I'm trying to derive the electric field in the centre of a solid hemisphere of radius $ R $ where the charge is distributed uniformly. I have seen different methods involving double/triple integrals but my current knowledge is beyond that and anyway I want to do it the "hard way".
My approach is:
- Calculate the electric field produced by a semi-circle (think of it as a bent rod) of uniform charge. Caring only about the electric field component that doesn't cancel
- Knowing the electric field of a semicircle, calculate the electric field of the hemisphere shell, someway creating that shell from the adding lots of semicircles
- Knowing the electric field of a hemisphere shell, calculate the solid hemisphere integrating the shells from 0 to R
I don't have issues with the first step.

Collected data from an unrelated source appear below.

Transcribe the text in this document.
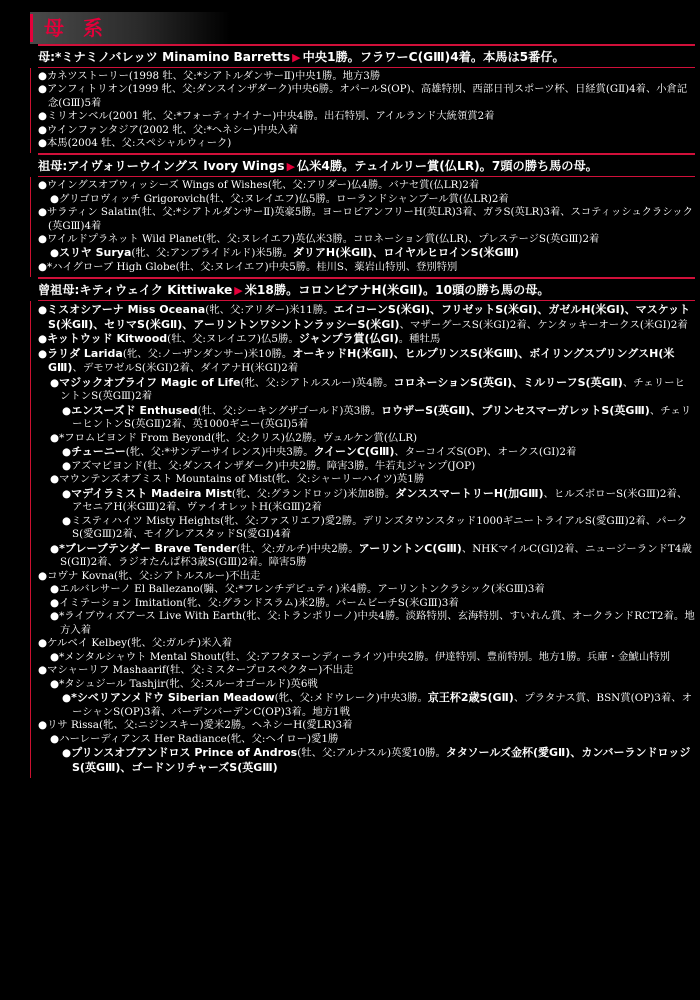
母 系
母:*ミナミノバレッツ Minamino Barretts ▶ 中央1勝。フラワーC(GⅢ)4着。本馬は5番仔。
●カネツストーリー(1998 牡、父:*シアトルダンサーⅡ)中央1勝。地方3勝
●アンフィトリオン(1999 牝、父:ダンスインザダーク)中央6勝。オパールS(OP)、高雄特別、西部日刊スポーツ杯、日経賞(GⅡ)4着、小倉記念(GⅢ)5着
●ミリオンベル(2001 牝、父:*フォーティナイナー)中央4勝。出石特別、アイルランド大統領賞2着
●ウインファンタジア(2002 牝、父:*ヘネシー)中央入着
●本馬(2004 牡、父:スペシャルウィーク)
祖母:アイヴォリーウイングス Ivory Wings ▶ 仏米4勝。テュイルリー賞(仏LR)。7頭の勝ち馬の母。
●ウイングスオブウィッシーズ Wings of Wishes(牝、父:アリダー)仏4勝。バナセ賞(仏LR)2着
●グリゴロヴィッチ Grigorovich(牡、父:ヌレイエフ)仏5勝。ローランドシャンブール賞(仏LR)2着
●サラティン Salatin(牡、父:*シアトルダンサーⅡ)英豪5勝。ヨーロピアンフリーH(英LR)3着、ガラS(英LR)3着、スコティッシュクラシック(英GⅢ)4着
●ワイルドプラネット Wild Planet(牝、父:ヌレイエフ)英仏米3勝。コロネーション賞(仏LR)、プレステージS(英GⅢ)2着
●スリヤ Surya(牝、父:アンブライドルド)米5勝。ダリアH(米GⅡ)、ロイヤルヒロインS(米GⅢ)
●*ハイグローブ High Globe(牡、父:ヌレイエフ)中央5勝。桂川S、薬岩山特別、登別特別
曾祖母:キティウェイク Kittiwake ▶ 米18勝。コロンビアナH(米GⅡ)。10頭の勝ち馬の母。
●ミスオシアーナ Miss Oceana(牝、父:アリダー)米11勝。エイコーンS(米GⅠ)、フリゼットS(米GⅠ)、ガゼルH(米GⅠ)、マスケットS(米GⅡ)、セリマS(米GⅡ)、アーリントンワシントンラッシーS(米GⅠ)、マザーグースS(米GⅠ)2着、ケンタッキーオークス(米GⅠ)2着
●キットウッド Kitwood(牡、父:ヌレイエフ)仏5勝。ジャンプラ賞(仏GⅠ)。種牡馬
●ラリダ Larida(牝、父:ノーザンダンサー)米10勝。オーキッドH(米GⅡ)、ヒルプリンスS(米GⅢ)、ボイリングスプリングスH(米GⅢ)、デモワゼルS(米GⅠ)2着、ダイアナH(米GⅠ)2着
●マジックオブライフ Magic of Life(牝、父:シアトルスルー)英4勝。コロネーションS(英GⅠ)、ミルリーフS(英GⅡ)、チェリーヒントンS(英GⅢ)2着
●エンスーズド Enthused(牡、父:シーキングザゴールド)英3勝。ロウザーS(英GⅡ)、プリンセスマーガレットS(英GⅢ)、チェリーヒントンS(英GⅡ)2着、英1000ギニー(英GⅠ)5着
●*フロムビヨンド From Beyond(牝、父:クリス)仏2勝。ヴュルケン賞(仏LR)
●チューニー(牝、父:*サンデーサイレンス)中央3勝。クイーンC(GⅢ)、ターコイズS(OP)、オークス(GⅠ)2着
●アズマビヨンド(牡、父:ダンスインザダーク)中央2勝。障害3勝。牛若丸ジャンプ(JOP)
●マウンテンズオブミスト Mountains of Mist(牝、父:シャーリーハイツ)英1勝
●マデイラミスト Madeira Mist(牝、父:グランドロッジ)米加8勝。ダンススマートリーH(加GⅢ)、ヒルズボローS(米GⅢ)2着、アセニアH(米GⅢ)2着、ヴァイオレットH(米GⅢ)2着
●ミスティハイツ Misty Heights(牝、父:ファスリエフ)愛2勝。デリンズタウンスタッド1000ギニートライアルS(愛GⅢ)2着、パークS(愛GⅢ)2着、モイグレアスタッドS(愛GⅠ)4着
●*ブレーブテンダー Brave Tender(牡、父:ガルチ)中央2勝。アーリントンC(GⅢ)、NHKマイルC(GⅠ)2着、ニュージーランドT4歳S(GⅡ)2着、ラジオたんぱ杯3歳S(GⅢ)2着。障害5勝
●コヴナ Kovna(牝、父:シアトルスルー)不出走
●エルバレサーノ El Ballezano(騸、父:*フレンチデピュティ)米4勝。アーリントンクラシック(米GⅢ)3着
●イミテーション Imitation(牝、父:グランドスラム)米2勝。パームビーチS(米GⅢ)3着
●*ライブウィズアース Live With Earth(牝、父:トランポリーノ)中央4勝。淡路特別、玄海特別、すいれん賞、オークランドRCT2着。地方入着
●ケルベイ Kelbey(牝、父:ガルチ)米入着
●*メンタルシャウト Mental Shout(牡、父:アフタヌーンディーライツ)中央2勝。伊達特別、豊前特別。地方1勝。兵庫・金鯱山特別
●マシャーリフ Mashaarif(牡、父:ミスタープロスペクター)不出走
●*タシュジール Tashjir(牝、父:スルーオゴールド)英6戦
●*シベリアンメドウ Siberian Meadow(牝、父:メドウレーク)中央3勝。京王杯2歳S(GⅡ)、プラタナス賞、BSN賞(OP)3着、オーシャンS(OP)3着、バーデンバーデンC(OP)3着。地方1戦
●リサ Rissa(牝、父:ニジンスキー)愛米2勝。ヘネシーH(愛LR)3着
●ハーレーディアンス Her Radiance(牝、父:ヘイロー)愛1勝
●プリンスオブアンドロス Prince of Andros(牡、父:アルナスル)英愛10勝。タタソールズ金杯(愛GⅡ)、カンバーランドロッジS(英GⅢ)、ゴードンリチャーズS(英GⅢ)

The electric field in the axis that doesn't cancel, according to my calculations and other resources gives this result:
$$ E_y = \frac{2k\lambda}{R} = \frac{\lambda}{2\pi\epsilon_0R} = \frac{Q}{2\pi^2\epsilon_0R^2} $$
However, I have issues with how to approach the second step. Where now $ Q $ is the charge of the entire hemisphere shell, the electric field component produced by an entire semicircle in the centre that won't end up cancelled is:
$$ dE_y = \frac{dQ}{2\pi^2\epsilon_0R^2} \sin(\theta) $$
But I'm sure in how to express $ dQ $ as a function of the angle or even if the approach of adding infinitesimal thin semicircles while rotating them around the center works to create a shell.
Best Answer
If I understand your plan properly, you are viewing the hemispherical shell as a collection of slices between "lines of longitude" running from a point on the rim of the hemisphere to its antipode. You are then replacing each thin slice by a uniformly charged rod.
The problem with this plan is that the thin "slices" you are envisioning do not have a uniform amount of charge per unit length. They are narrower near the "poles" of the hemisphere (the point on the rim where all the wedges meet), and thicker in the middle. This means that the effective charge debit per unit length will go to zero at the ends of the semicircles but be non-zero in the middle. (More specifically, the charge per length will be proportional to $\sin \theta$, where $\theta $ is the angle along the semicircle. )
Perhaps a better way of doing this, short of doing a true triple integral, would be to view the hemisphere as the "northern" hemisphere of a sphere (rather than the "eastern" hemisphere as in your original approach), and imagine carving it up into a set of disks along the lines of latitude. Then use the result for the electric field along the axis of a uniformly charged disk.